You can do this by interfacing with a FullNode to track emitted events for your on-chain accounts. If you see that you have received a payment, you can examine the accompanying subaddress to route the payment internally. Since the subaddress will be unique for each transaction, you can determine who the buyer (end user who sent you the payment) was. In other words, you can connect the payment received to a checkout session and signal that the payment is confirmed to the end user.

Handle refunds#

You may want to issue a refund to a customer in some cases such as when you receive duplicate payments, a payment to an invalid address, when a customer returns a purchase, or because of some customer support inquiry.

Refunds on the DPN resemble any other peer-to-peer transaction. A merchant service provider would need to construct a transaction script on behalf of the merchant, and submit it to the original customer. These transactions are subject to the Travel Rule controls and will require off-chain preflighting if the amount exceeds the Travel Rule threshold.

Unlike other transactions, refunds will contain a pointer to the original transaction that they correspond to. If the transaction exceeds the Travel Rule threshold, the original event reference id is included in the off-chain payload. Otherwise (ie. in the non-Travel Rule case), the original event sequence number is sent in the on-chain body of the refund transaction. Wallets that receive these refunds can use the reference to the original transaction to provide additional context to the inbound funds.

More information about refunds can be found here. Additional information about transaction serialization can be found here.

Send Payments#

You can send payments using this transaction script.

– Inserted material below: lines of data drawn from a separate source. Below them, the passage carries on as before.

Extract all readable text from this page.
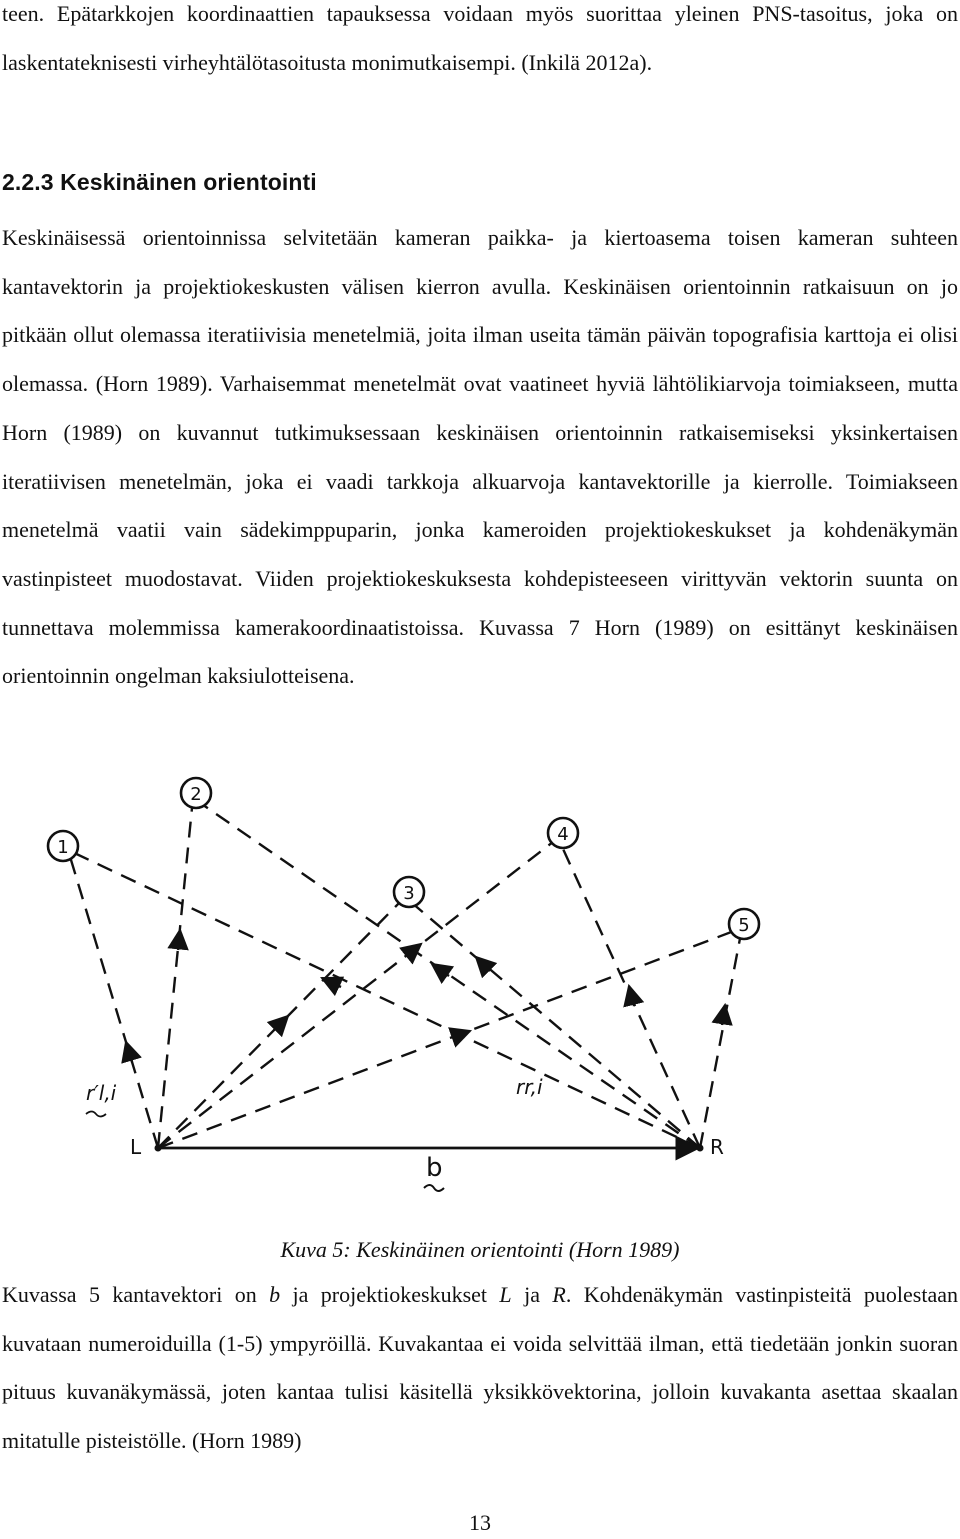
teen. Epätarkkojen koordinaattien tapauksessa voidaan myös suorittaa yleinen PNS-tasoitus, joka on laskentateknisesti virheyhtälötasoitusta monimutkaisempi. (Inkilä 2012a).

2.2.3 Keskinäinen orientointi

Keskinäisessä orientoinnissa selvitetään kameran paikka- ja kiertoasema toisen kameran suhteen kantavektorin ja projektiokeskusten välisen kierron avulla. Keskinäisen orientoinnin ratkaisuun on jo pitkään ollut olemassa iteratiivisia menetelmiä, joita ilman useita tämän päivän topografisia karttoja ei olisi olemassa. (Horn 1989). Varhaisemmat menetelmät ovat vaatineet hyviä lähtölikiarvoja toimiakseen, mutta Horn (1989) on kuvannut tutkimuksessaan keskinäisen orientoinnin ratkaisemiseksi yksinkertaisen iteratiivisen menetelmän, joka ei vaadi tarkkoja alkuarvoja kantavektorille ja kierrolle. Toimiakseen menetelmä vaatii vain sädekimppuparin, jonka kameroiden projektiokeskukset ja kohdenäkymän vastinpisteet muodostavat. Viiden projektiokeskuksesta kohdepisteeseen virittyvän vektorin suunta on tunnettava molemmissa kamerakoordinaatistoissa. Kuvassa 7 Horn (1989) on esittänyt keskinäisen orientoinnin ongelman kaksiulotteisena.

1
2
3
4
5
L	R
b
r′l,i	rr,i

Kuva 5: Keskinäinen orientointi (Horn 1989)

Kuvassa 5 kantavektori on b ja projektiokeskukset L ja R. Kohdenäkymän vastinpisteitä puolestaan kuvataan numeroiduilla (1-5) ympyröillä. Kuvakantaa ei voida selvittää ilman, että tiedetään jonkin suoran pituus kuvanäkymässä, joten kantaa tulisi käsitellä yksikkövektorina, jolloin kuvakanta asettaa skaalan mitatulle pisteistölle. (Horn 1989)

13
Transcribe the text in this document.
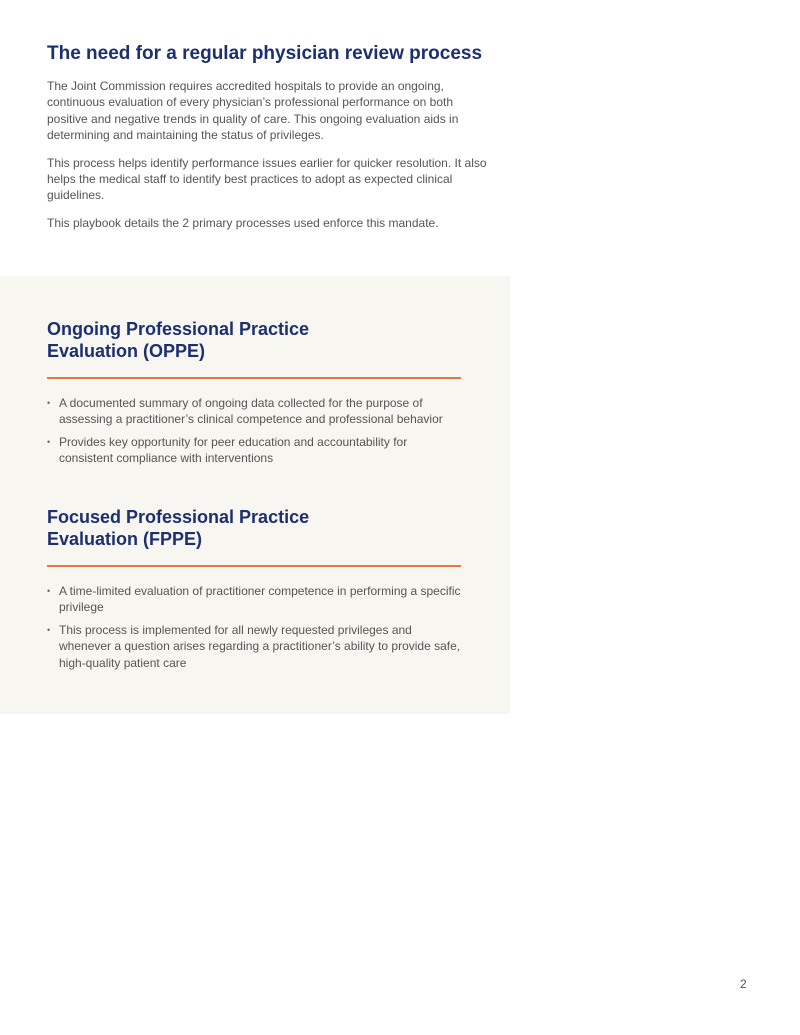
The need for a regular physician review process

The Joint Commission requires accredited hospitals to provide an ongoing, continuous evaluation of every physician’s professional performance on both positive and negative trends in quality of care. This ongoing evaluation aids in determining and maintaining the status of privileges.

This process helps identify performance issues earlier for quicker resolution. It also helps the medical staff to identify best practices to adopt as expected clinical guidelines.

This playbook details the 2 primary processes used enforce this mandate.

Ongoing Professional Practice
Evaluation (OPPE)
• A documented summary of ongoing data collected for the purpose of assessing a practitioner’s clinical competence and professional behavior
• Provides key opportunity for peer education and accountability for consistent compliance with interventions
Focused Professional Practice
Evaluation (FPPE)
• A time-limited evaluation of practitioner competence in performing a specific privilege
• This process is implemented for all newly requested privileges and whenever a question arises regarding a practitioner’s ability to provide safe, high-quality patient care
2
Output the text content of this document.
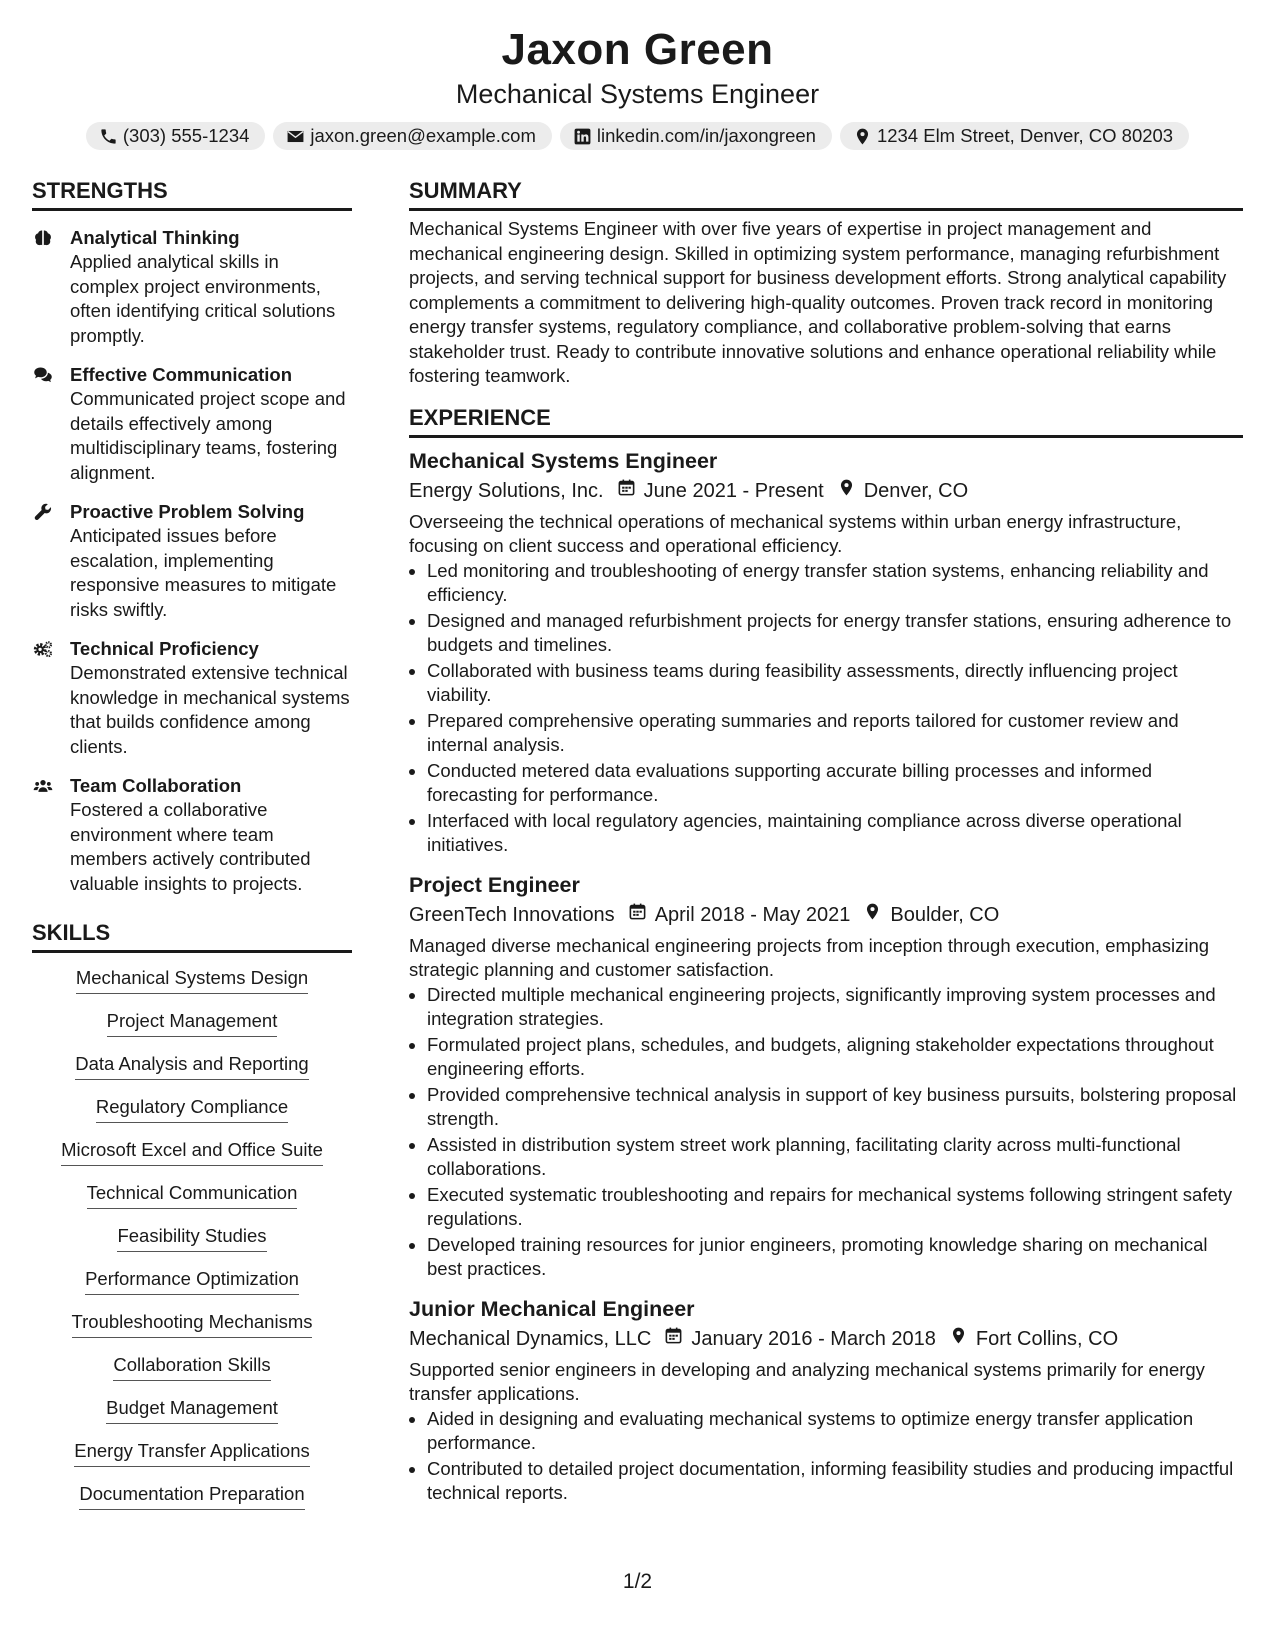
Jaxon Green
Mechanical Systems Engineer
(303) 555-1234	jaxon.green@example.com	linkedin.com/in/jaxongreen	1234 Elm Street, Denver, CO 80203
STRENGTHS
Analytical Thinking
Applied analytical skills in complex project environments, often identifying critical solutions promptly.
Effective Communication
Communicated project scope and details effectively among multidisciplinary teams, fostering alignment.
Proactive Problem Solving
Anticipated issues before escalation, implementing responsive measures to mitigate risks swiftly.
Technical Proficiency
Demonstrated extensive technical knowledge in mechanical systems that builds confidence among clients.
Team Collaboration
Fostered a collaborative environment where team members actively contributed valuable insights to projects.
SKILLS
Mechanical Systems Design
Project Management
Data Analysis and Reporting
Regulatory Compliance
Microsoft Excel and Office Suite
Technical Communication
Feasibility Studies
Performance Optimization
Troubleshooting Mechanisms
Collaboration Skills
Budget Management
Energy Transfer Applications
Documentation Preparation
SUMMARY
Mechanical Systems Engineer with over five years of expertise in project management and mechanical engineering design. Skilled in optimizing system performance, managing refurbishment projects, and serving technical support for business development efforts. Strong analytical capability complements a commitment to delivering high-quality outcomes. Proven track record in monitoring energy transfer systems, regulatory compliance, and collaborative problem-solving that earns stakeholder trust. Ready to contribute innovative solutions and enhance operational reliability while fostering teamwork.
EXPERIENCE
Mechanical Systems Engineer
Energy Solutions, Inc. June 2021 - Present Denver, CO
Overseeing the technical operations of mechanical systems within urban energy infrastructure, focusing on client success and operational efficiency.
• Led monitoring and troubleshooting of energy transfer station systems, enhancing reliability and efficiency.
• Designed and managed refurbishment projects for energy transfer stations, ensuring adherence to budgets and timelines.
• Collaborated with business teams during feasibility assessments, directly influencing project viability.
• Prepared comprehensive operating summaries and reports tailored for customer review and internal analysis.
• Conducted metered data evaluations supporting accurate billing processes and informed forecasting for performance.
• Interfaced with local regulatory agencies, maintaining compliance across diverse operational initiatives.
Project Engineer
GreenTech Innovations April 2018 - May 2021 Boulder, CO
Managed diverse mechanical engineering projects from inception through execution, emphasizing strategic planning and customer satisfaction.
• Directed multiple mechanical engineering projects, significantly improving system processes and integration strategies.
• Formulated project plans, schedules, and budgets, aligning stakeholder expectations throughout engineering efforts.
• Provided comprehensive technical analysis in support of key business pursuits, bolstering proposal strength.
• Assisted in distribution system street work planning, facilitating clarity across multi-functional collaborations.
• Executed systematic troubleshooting and repairs for mechanical systems following stringent safety regulations.
• Developed training resources for junior engineers, promoting knowledge sharing on mechanical best practices.
Junior Mechanical Engineer
Mechanical Dynamics, LLC January 2016 - March 2018 Fort Collins, CO
Supported senior engineers in developing and analyzing mechanical systems primarily for energy transfer applications.
• Aided in designing and evaluating mechanical systems to optimize energy transfer application performance.
• Contributed to detailed project documentation, informing feasibility studies and producing impactful technical reports.
1/2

This script requires the following:

  • The receiving account must have an address. If it doesn’t, the script will be aborted.
  • The accounts must both have a balance (or a zero balance) in the currency specified by CoinType. The zero balance is added when the CoinType currency is authorized for an account. This means if the sending or receiving account doesn’t have a balance (or a zero balance) in the currency specified by CoinType, the transaction will abort.
  • A generic type parameter CoinType specifying the currency to be transferred.
  • A metadata parameter that accepts arbitrary binary data. For most transactions, the metadata should be the subaddress of the Regulated VASP customer receiving the payment. The contents of metadata are emitted in payment events, but are not otherwise inspected on-chain (so using empty or dummy metadata is just fine for testing). As noted above, use of the metadata parameter is subject to certain limitations specified in the Participation Agreement and DPN Rules
  • A metadata_signature parameter used for dual attestation in the travel rule protocol.

Query the blockchain#

Each transaction is designed to emit any number of events as a list. An aborting transaction never emits events, so you can use events to confirm if a transaction has been successfully executed.

For example, a peer-to-peer payment transaction emits a SentPayment event for the sender’s account and a ReceivedPayment event for the recipient account. The SentPayment event allows the sender to confirm that the payment was sent from their account, while a ReceivedPayment event allows the recipient to confirm that a payment was received in their account. Events are persisted on the Diem Blockchain and you (as a Regulated VASP) can use these events to answer your queries.

More information on event structures, and how they can be queried and the surrounding data in the JSON responses can be found here.

To check for new transactions posted to your account, you need to query the blockchain using the JSON-RPC endpoints.

  • If you are sending the transaction, you query for the transaction’s sequence number.
  • If you are receiving the transaction, you query for the ReceivedPaymentEvent event.